4/ Figure out who else is coming with us.
Even at this early stage, item four on the list is presenting something of a challenge. There are, frankly, more candidates than there are places on the bus.
Here they all are:
- Simon. Already discussed. See above. Sorry, below. More to come.
- Martin. Simon’s best mate and full-time driver of the Pig. A master of leatherwork, woodwork, needlework, metalwork – in fact any kind of work you care to mention up to and including waxing-the-ends-of-your-moustache work. I’m not kidding. He could have entered competitions.
- Libby. See below. More to come.
- Liney. Libby’s younger sister. Always the fierier of the two. Future authentic Greenham Common woman. By which I mean the full nine yards: camped outside the airbase till they took the Cruise missiles away, or something. This has no bearing on the Bertha story but always impressed me: the best I ever managed was one crappy protest march.

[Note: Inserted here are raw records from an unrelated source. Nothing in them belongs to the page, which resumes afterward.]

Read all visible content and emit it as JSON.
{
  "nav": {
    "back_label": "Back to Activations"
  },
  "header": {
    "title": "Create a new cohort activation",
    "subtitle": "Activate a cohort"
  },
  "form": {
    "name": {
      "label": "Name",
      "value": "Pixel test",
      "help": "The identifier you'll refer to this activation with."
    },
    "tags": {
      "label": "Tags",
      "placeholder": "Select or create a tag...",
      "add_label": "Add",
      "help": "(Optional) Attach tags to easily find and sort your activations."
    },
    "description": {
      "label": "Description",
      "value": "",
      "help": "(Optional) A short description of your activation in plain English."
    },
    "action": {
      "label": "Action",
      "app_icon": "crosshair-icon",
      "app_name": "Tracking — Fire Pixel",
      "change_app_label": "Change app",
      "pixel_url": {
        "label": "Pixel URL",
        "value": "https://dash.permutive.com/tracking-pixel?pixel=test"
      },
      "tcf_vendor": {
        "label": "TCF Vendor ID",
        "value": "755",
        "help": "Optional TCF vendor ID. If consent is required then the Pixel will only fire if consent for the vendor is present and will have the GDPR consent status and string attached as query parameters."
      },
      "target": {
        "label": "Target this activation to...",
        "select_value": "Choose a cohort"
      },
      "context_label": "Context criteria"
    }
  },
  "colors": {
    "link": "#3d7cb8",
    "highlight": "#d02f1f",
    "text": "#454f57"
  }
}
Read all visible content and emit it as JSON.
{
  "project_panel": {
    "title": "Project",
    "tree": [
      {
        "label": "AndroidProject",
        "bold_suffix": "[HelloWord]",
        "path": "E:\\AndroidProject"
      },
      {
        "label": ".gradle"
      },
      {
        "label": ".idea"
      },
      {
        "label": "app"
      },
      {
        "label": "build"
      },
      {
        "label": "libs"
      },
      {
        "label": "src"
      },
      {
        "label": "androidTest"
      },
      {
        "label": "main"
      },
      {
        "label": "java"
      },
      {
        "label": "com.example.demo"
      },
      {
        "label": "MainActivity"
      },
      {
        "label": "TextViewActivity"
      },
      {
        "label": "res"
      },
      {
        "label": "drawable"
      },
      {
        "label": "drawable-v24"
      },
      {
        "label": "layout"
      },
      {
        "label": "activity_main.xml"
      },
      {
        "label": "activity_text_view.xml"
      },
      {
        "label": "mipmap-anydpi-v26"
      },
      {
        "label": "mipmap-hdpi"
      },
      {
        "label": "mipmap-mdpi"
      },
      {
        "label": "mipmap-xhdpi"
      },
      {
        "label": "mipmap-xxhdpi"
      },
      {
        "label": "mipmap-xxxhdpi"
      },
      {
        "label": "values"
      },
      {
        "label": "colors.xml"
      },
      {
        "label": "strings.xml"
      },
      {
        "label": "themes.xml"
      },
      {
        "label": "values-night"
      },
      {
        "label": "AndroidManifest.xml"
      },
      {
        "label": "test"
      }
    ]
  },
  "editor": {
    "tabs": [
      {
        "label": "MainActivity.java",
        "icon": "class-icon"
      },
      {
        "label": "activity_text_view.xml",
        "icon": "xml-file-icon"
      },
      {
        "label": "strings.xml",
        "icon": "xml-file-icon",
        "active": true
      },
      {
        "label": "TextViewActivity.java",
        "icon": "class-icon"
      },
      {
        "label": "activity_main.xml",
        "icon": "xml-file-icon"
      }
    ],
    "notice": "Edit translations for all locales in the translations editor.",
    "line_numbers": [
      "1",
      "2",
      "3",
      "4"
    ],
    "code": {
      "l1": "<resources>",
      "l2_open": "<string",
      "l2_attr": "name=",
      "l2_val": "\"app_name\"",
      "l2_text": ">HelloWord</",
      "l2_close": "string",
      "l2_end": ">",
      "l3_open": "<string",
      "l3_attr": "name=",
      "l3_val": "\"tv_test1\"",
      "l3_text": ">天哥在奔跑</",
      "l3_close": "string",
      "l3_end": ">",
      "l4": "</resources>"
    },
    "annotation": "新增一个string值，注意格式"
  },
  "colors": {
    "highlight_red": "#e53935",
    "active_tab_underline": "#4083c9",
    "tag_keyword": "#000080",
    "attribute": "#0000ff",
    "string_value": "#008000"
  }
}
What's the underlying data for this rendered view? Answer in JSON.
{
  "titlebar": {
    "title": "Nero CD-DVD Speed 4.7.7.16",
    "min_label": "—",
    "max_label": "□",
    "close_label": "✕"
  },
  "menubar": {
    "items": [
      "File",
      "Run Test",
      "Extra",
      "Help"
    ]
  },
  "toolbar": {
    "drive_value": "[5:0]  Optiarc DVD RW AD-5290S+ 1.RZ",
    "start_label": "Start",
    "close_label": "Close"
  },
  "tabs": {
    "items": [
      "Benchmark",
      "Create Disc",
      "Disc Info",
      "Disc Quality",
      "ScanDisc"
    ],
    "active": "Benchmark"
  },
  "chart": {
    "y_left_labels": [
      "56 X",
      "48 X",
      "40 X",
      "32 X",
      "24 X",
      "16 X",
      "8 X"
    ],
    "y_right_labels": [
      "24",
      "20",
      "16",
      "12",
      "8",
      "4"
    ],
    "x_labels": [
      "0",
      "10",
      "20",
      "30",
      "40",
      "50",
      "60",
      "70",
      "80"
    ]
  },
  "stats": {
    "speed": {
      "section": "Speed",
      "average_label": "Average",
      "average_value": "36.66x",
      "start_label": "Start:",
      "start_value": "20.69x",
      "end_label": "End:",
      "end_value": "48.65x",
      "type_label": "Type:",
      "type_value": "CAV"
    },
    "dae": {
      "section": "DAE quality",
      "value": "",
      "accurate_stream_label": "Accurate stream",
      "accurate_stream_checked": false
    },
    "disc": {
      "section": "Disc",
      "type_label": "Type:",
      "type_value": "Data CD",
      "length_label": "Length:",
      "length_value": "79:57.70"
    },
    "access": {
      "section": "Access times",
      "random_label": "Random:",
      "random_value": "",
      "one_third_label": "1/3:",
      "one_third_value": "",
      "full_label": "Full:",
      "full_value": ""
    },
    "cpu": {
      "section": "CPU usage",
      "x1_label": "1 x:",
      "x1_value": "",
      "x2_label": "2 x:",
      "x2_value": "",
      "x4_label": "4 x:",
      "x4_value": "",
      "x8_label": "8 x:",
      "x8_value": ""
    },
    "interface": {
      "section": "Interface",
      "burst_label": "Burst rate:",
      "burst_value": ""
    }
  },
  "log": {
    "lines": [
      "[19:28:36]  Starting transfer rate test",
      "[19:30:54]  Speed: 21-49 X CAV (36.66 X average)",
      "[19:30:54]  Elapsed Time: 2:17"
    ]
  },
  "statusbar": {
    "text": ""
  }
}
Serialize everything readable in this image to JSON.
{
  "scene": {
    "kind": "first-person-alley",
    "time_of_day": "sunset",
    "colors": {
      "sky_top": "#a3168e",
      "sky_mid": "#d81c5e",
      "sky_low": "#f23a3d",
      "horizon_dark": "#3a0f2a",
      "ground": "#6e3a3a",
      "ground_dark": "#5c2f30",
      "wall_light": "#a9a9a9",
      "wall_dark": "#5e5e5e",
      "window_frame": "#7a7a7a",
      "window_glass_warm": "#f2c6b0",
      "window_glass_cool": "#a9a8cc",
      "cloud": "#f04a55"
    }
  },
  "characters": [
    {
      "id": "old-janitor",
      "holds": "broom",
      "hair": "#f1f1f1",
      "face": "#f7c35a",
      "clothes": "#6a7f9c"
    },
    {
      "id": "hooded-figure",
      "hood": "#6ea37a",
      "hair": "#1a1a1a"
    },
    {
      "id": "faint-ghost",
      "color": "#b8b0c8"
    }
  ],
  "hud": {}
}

- Paul. Another old friend. Currently working with Stuart for Uttlesford District Council, where they’re learning to clear all sorts of hideous blockages from the drains. To this day, Paul reckons he can find underground water with a bent coathanger.
- Andy. One-time leader (if I’m honest) and keyboard player in the strikingly-less-than-legendary Bishops Stortford band Brea Hill. I was the bassist. Currently studying something extremely academic at York University. In fact Andy may not even be a candidate at this point, since he's still away in York.
Pat. Fellow photography student at the LCP. Not strictly speaking a candidate, since I know he's planning to go to Amsterdam in the summer and I've already jumped the gun by offering him a ride. This makes Pat number-seven-at-a-pinch, thus simultaneously ensuring plenty of onboard space for the rest of us when we got to Mediterranean parts and compounding the selection problem because there are now only two berths left.
I have documentary evidence of Pat’s existence:
Pat
Eagle-eyed fashion obsessives will note the expertly-applied embroidered patches on Pat’s left leg. Otherwise, no further comment required. Unless you insist.
Meanwhile, much as we probably did at the time, let’s neatly sidestep the who’s on the bus problem and get on with the really interesting stuff: interior décor…
5 Comments:
I'd like to know why Pat was draped in a tarpaulin (or is it a blanket?)
Also, Paul is right: you can find underground water with a coathanger. I was a complete sceptic until I saw it done here on the farm. The water was just where the bloke said it would be.
Get to decorating, but remove the pin-up, it's so sexist! I thought you were more evolved.
And yes dowsing works.
The tarpaulin can probably be explained. The face painting is a mystery...
I thought the face painting was snow falling...
"strikingly-less-than-legendary Bishops Stortford band Brea Hill"
As a wholly incompetent 15 year old proto-guitarist and BS College day prisoner in 1972, I take issue with the suggestion that Brea Hill are (were?) anything less than legendary. The sensations of gyrating my unwelcome hips in the melee of haughty hippyettes in front of the band, upstairs in the Rhodes Centre after 3 pints of cider was (were?) my introduction to live music and left a deep scar, I mean "impression". I can and do still hum Brea Hill's killer riff of the time (9 notes followed by 3 chords - I don't suppose that helps) as and when required, and it still gets the adrenaline going. As for the occasion when, supporting Barclay James Harvest in Harlow, Brea Hill were allegedly so suave as to be mistaken for the headliners, evidenced by shouts from the audience of "where's your orchestra?", that had already passed into legend before I had mastered the arpeggios of "House of the Rising Sun". How I wished, and still do, that I was the guitarist in Brea Hill!